For VCs, the valuations are really attractive in recessionary times.
3. Why is IPO the preferred mode of exit?
The reply from Mr. Samir was that it leads to better price discovery and unleash more value than other modes like M & A.
4. What kind of stake is held by the VCs in the businesses?
Mr. Samir replied that typically VCs hold 20% – 40% stake in the businesses. E.g.they would invest 1 crore out of the total capital of 4 crores, thus giving them a 25% stake and they expect that the company would grow upto 200 crores and their stake would be worth 50 crores.
5. How do VCs value the businesses, what kind of profit share are they looking for? What is the amount of reliance placed on the financial statements (especially in the context of Indian enterprises)?
To this Mr. Samir replied that there is no fix formula to value an enterprise. Usually they project the revenues of the company at the end of the investment horizon (i.e. when they want to exit) and use a earnings multiple of 10 times to calculate the value of the business at the end of the investment horizon and then discount it to find out how much do they need to invest at the beginning to get a return of 10 times their investment.
If this value is within their range, they go for it otherwise they drop it. Regarding the profitability, he answered that VCs typically take 20%-30% of the profits after they have managed to return the capital of their investors.

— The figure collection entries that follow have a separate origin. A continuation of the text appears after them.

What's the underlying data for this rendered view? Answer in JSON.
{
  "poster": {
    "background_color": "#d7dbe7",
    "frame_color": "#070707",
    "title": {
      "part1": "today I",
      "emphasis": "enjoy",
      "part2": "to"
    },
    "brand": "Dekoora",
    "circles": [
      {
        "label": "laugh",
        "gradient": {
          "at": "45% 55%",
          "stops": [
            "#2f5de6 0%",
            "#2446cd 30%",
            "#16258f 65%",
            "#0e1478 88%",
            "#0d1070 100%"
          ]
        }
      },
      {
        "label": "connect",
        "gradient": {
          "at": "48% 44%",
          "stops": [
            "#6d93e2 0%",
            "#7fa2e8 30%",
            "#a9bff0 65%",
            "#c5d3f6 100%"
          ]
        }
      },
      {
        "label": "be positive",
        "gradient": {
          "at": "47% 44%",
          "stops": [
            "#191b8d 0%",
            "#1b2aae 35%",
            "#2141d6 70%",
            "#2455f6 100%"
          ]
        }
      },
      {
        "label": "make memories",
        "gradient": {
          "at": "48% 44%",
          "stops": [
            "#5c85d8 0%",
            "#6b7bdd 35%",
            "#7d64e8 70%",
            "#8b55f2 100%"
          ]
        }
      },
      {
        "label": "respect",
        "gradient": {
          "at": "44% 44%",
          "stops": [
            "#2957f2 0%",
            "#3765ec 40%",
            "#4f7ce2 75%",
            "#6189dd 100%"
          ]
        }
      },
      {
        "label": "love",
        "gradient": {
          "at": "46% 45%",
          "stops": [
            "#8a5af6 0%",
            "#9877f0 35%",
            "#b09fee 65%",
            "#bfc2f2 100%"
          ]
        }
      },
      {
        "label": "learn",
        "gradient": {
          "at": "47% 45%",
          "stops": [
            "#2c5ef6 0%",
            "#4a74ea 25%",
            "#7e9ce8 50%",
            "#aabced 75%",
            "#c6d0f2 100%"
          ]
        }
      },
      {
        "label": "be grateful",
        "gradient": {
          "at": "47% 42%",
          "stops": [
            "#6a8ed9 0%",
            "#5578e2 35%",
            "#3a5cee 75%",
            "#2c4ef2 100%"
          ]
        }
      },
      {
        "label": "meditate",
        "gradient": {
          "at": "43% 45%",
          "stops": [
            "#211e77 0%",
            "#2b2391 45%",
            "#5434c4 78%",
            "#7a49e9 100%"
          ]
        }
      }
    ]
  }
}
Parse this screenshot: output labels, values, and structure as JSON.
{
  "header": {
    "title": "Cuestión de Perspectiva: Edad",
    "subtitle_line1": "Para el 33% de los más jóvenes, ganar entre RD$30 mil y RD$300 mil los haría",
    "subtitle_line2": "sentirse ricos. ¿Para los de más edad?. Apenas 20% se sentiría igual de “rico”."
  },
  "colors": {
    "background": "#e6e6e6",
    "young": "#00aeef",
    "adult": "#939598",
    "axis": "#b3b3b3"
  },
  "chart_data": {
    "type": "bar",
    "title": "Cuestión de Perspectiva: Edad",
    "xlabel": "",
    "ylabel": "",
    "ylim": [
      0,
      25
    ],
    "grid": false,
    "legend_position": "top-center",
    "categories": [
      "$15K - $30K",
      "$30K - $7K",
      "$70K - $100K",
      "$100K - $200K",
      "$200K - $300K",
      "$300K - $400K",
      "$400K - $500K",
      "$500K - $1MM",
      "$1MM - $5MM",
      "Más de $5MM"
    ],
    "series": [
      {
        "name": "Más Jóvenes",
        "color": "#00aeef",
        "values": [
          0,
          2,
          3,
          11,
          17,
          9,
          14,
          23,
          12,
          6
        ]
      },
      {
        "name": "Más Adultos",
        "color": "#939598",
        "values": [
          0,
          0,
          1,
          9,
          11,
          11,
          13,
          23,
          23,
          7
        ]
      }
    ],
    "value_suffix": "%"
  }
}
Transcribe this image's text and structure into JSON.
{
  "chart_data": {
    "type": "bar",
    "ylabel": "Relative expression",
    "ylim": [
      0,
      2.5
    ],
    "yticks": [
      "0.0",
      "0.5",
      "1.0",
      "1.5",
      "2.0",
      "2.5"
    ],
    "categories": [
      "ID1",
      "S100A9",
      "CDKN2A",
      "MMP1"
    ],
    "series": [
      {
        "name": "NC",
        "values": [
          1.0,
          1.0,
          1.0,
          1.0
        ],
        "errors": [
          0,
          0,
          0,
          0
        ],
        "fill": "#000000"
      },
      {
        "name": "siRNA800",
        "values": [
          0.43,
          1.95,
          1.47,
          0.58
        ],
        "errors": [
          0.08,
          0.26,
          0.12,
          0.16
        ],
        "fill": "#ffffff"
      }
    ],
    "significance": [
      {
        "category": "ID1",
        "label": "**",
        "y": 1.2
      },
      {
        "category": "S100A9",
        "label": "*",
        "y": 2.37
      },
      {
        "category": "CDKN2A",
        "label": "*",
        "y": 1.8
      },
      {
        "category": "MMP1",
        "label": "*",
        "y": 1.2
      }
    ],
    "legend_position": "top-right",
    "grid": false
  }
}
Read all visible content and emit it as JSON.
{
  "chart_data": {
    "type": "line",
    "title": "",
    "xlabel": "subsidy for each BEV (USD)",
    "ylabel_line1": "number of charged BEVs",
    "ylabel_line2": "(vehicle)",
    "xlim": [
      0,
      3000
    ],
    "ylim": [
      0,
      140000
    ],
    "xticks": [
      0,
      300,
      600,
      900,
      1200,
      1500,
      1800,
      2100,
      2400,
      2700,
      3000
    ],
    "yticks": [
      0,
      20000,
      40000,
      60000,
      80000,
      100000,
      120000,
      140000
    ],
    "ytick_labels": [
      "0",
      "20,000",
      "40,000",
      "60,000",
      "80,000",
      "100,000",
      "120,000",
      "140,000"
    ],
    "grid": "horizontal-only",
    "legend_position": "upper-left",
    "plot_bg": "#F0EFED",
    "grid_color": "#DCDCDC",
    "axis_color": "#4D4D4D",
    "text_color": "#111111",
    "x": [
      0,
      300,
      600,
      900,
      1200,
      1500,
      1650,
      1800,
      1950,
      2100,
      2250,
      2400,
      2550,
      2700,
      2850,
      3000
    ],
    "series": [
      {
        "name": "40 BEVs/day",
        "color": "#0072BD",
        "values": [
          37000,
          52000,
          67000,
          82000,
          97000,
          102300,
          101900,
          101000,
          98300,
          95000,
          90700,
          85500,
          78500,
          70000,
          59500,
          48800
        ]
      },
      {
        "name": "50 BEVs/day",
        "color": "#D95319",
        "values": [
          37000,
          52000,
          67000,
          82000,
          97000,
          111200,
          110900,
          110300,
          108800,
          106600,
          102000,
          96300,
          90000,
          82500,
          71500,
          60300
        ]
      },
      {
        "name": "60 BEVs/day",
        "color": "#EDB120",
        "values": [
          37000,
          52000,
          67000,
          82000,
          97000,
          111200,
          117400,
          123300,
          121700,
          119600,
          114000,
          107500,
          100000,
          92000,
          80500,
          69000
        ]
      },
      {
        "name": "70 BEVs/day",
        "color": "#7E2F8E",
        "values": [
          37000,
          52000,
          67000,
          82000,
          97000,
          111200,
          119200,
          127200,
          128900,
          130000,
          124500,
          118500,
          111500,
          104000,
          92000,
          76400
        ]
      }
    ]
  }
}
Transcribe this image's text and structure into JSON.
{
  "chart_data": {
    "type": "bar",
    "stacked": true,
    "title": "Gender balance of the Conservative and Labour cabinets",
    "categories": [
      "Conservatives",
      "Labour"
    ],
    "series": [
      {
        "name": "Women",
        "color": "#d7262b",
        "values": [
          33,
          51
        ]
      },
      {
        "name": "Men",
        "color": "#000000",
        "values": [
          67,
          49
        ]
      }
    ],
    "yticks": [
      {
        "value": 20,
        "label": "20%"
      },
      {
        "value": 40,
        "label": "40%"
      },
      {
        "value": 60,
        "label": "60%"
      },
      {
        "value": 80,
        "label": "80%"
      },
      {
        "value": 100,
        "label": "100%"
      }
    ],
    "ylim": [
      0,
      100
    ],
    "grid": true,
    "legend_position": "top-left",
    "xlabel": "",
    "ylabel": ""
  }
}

Mr. Samir told the audience that sometimes they don’t use the financial information given by the entrepreneurs and use their own estimates. Usually entrepreneurs tend to underestimate sales and marketing costs but have robust estimates of product development and engineering costs.
VCs consider this kind of problems while valuing businesses.
6. Can an enterprise have more than one VCs? What kinds of control problems are associated with it?
Mr. Samir replied that it is possible to have more than one VCs but there is the issue of “Too many cooks spoiling the broth”. So, it is essential for the entrepreneur to have sufficient stake (about 30%) and minimal interference from the VCs to ensure smooth operations.
The session was very engaging as well as enlightening for the audience.
This was evident from the participation exhibited by the audience and the session overshooting the allotted time limit and still leaving the audience wanting for more.
Mr. Samir spent a lot of time taking questions offline as well.